A very common brachiopod from the lower Devonian is Meristella. It is likely the most common brachiopod that I found in the Kalkberg formation of NY when collecting a couple of months ago. The specimens below are Meristella arcuarta and are among the few whole, intact specimens that I found. More often I found isolated, disarticulated valves or they were somewhat crushed even more than the first specimen below. M. arcuata is a round to oval shaped shell that is longer than wide with both valves being convex. The shell surface is smooth except for occasionally strong concentric growth lines. The pedicle valve curves back to a beak with a round foramen is found which is where the pedicle muscle extended in life. The pedicle vale features a sulcus that is only really expressed at the margin of the shells.

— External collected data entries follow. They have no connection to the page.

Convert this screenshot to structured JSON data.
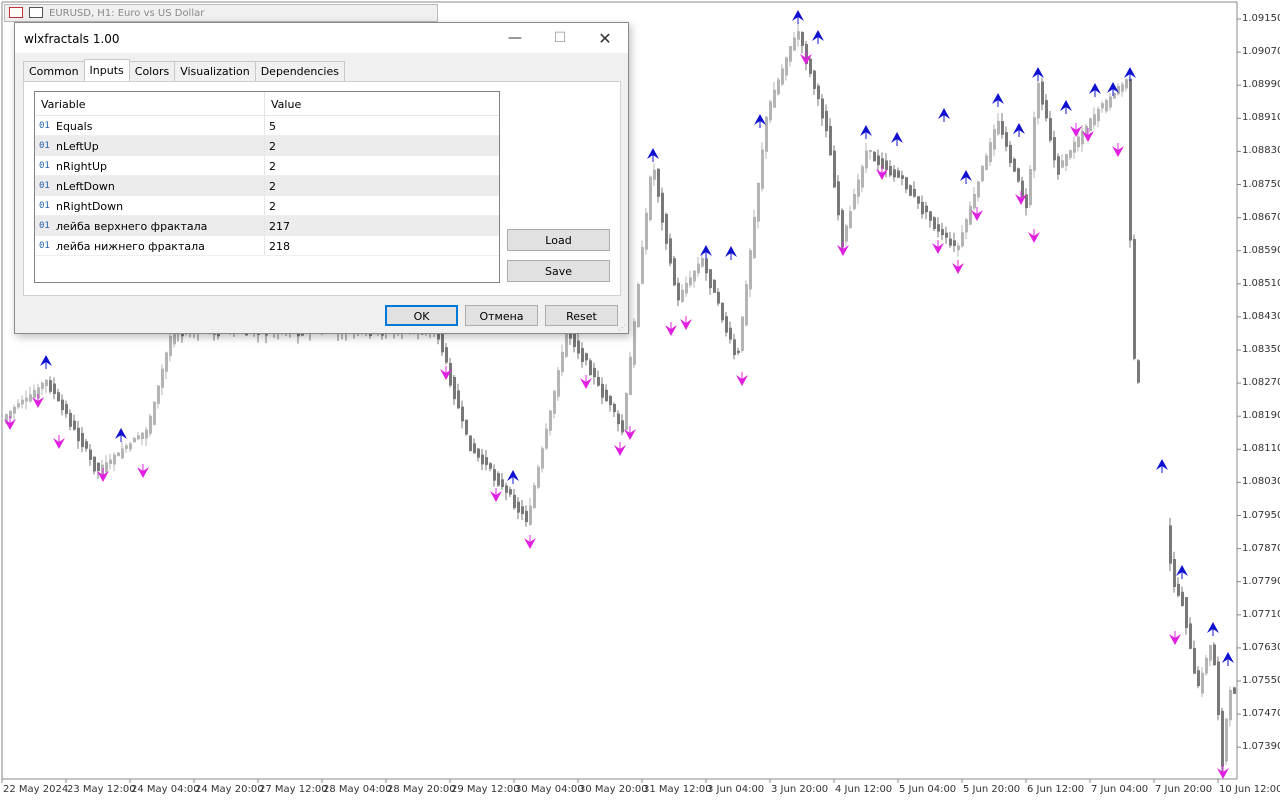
{
  "background_window": {
    "title": "EURUSD, H1:  Euro vs US Dollar"
  },
  "chart": {
    "price_labels": [
      "1.09150",
      "1.09070",
      "1.08990",
      "1.08910",
      "1.08830",
      "1.08750",
      "1.08670",
      "1.08590",
      "1.08510",
      "1.08430",
      "1.08350",
      "1.08270",
      "1.08190",
      "1.08110",
      "1.08030",
      "1.07950",
      "1.07870",
      "1.07790",
      "1.07710",
      "1.07630",
      "1.07550",
      "1.07470",
      "1.07390"
    ],
    "time_labels": [
      "22 May 2024",
      "23 May 12:00",
      "24 May 04:00",
      "24 May 20:00",
      "27 May 12:00",
      "28 May 04:00",
      "28 May 20:00",
      "29 May 12:00",
      "30 May 04:00",
      "30 May 20:00",
      "31 May 12:00",
      "3 Jun 04:00",
      "3 Jun 20:00",
      "4 Jun 12:00",
      "5 Jun 04:00",
      "5 Jun 20:00",
      "6 Jun 12:00",
      "7 Jun 04:00",
      "7 Jun 20:00",
      "10 Jun 12:00"
    ],
    "up_color": "#b4b4b4",
    "down_color": "#787878",
    "fractal_up_color": "#1010d0",
    "fractal_down_color": "#e020e0"
  },
  "dialog": {
    "title": "wlxfractals 1.00",
    "minimize": "—",
    "maximize": "☐",
    "close": "✕",
    "tabs": [
      {
        "label": "Common",
        "active": false
      },
      {
        "label": "Inputs",
        "active": true
      },
      {
        "label": "Colors",
        "active": false
      },
      {
        "label": "Visualization",
        "active": false
      },
      {
        "label": "Dependencies",
        "active": false
      }
    ],
    "table": {
      "col_variable": "Variable",
      "col_value": "Value",
      "type_icon": "01",
      "rows": [
        {
          "variable": "Equals",
          "value": "5"
        },
        {
          "variable": "nLeftUp",
          "value": "2"
        },
        {
          "variable": "nRightUp",
          "value": "2"
        },
        {
          "variable": "nLeftDown",
          "value": "2"
        },
        {
          "variable": "nRightDown",
          "value": "2"
        },
        {
          "variable": "лейба верхнего фрактала",
          "value": "217"
        },
        {
          "variable": "лейба нижнего фрактала",
          "value": "218"
        }
      ]
    },
    "load": "Load",
    "save": "Save",
    "ok": "OK",
    "cancel": "Отмена",
    "reset": "Reset"
  }
}
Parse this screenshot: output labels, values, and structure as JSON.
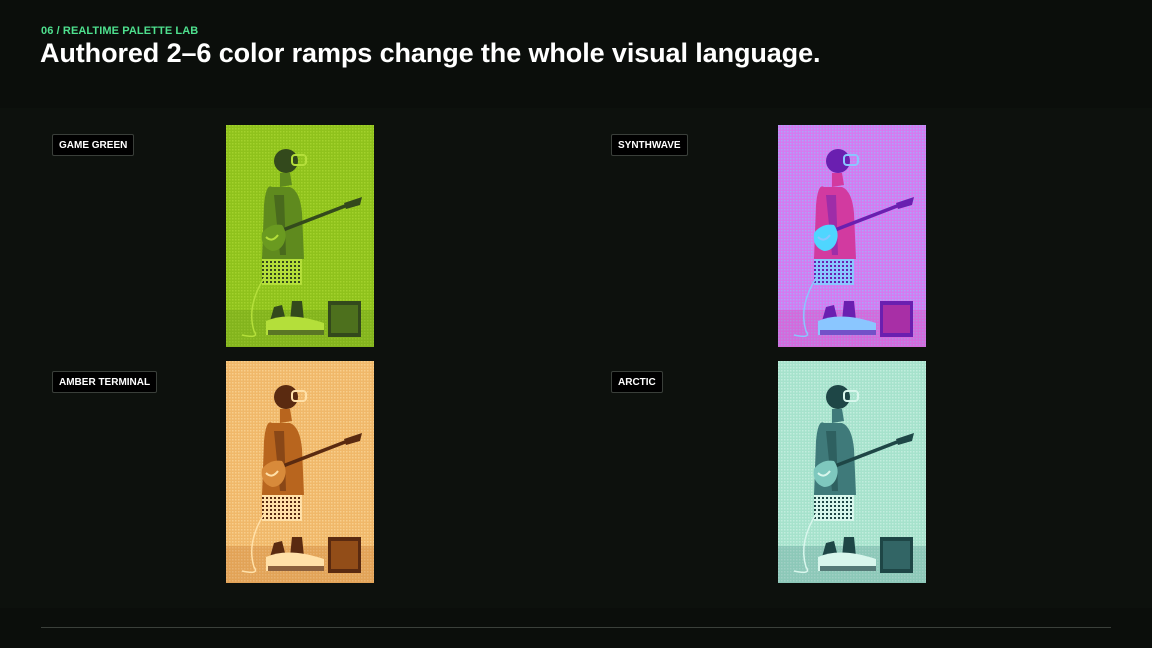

Specimen #1 - Pedicle valve
Specimen #2 - This is a bit better inflated specimen but there is still some matrix adhering to the surface of the brachial valve.
Something that is pretty cool are the epibionts that encrust the surface of the shell. It looks like some colonies of the bryozoan Lichenalia maculosa.
The Kalkberg formation is lower Devonian in age (Lockhovian to Pragian
stage). I collected this specimen from a roadcut near Shoharie, NY.
I have posted previously about many different species of Meristella like M. atoka from the Haragan Fm. of Oklahoma, M. arcuata from the Onondaga Fm. of New York, and M. obtusa from the Wenlock Fm. of England.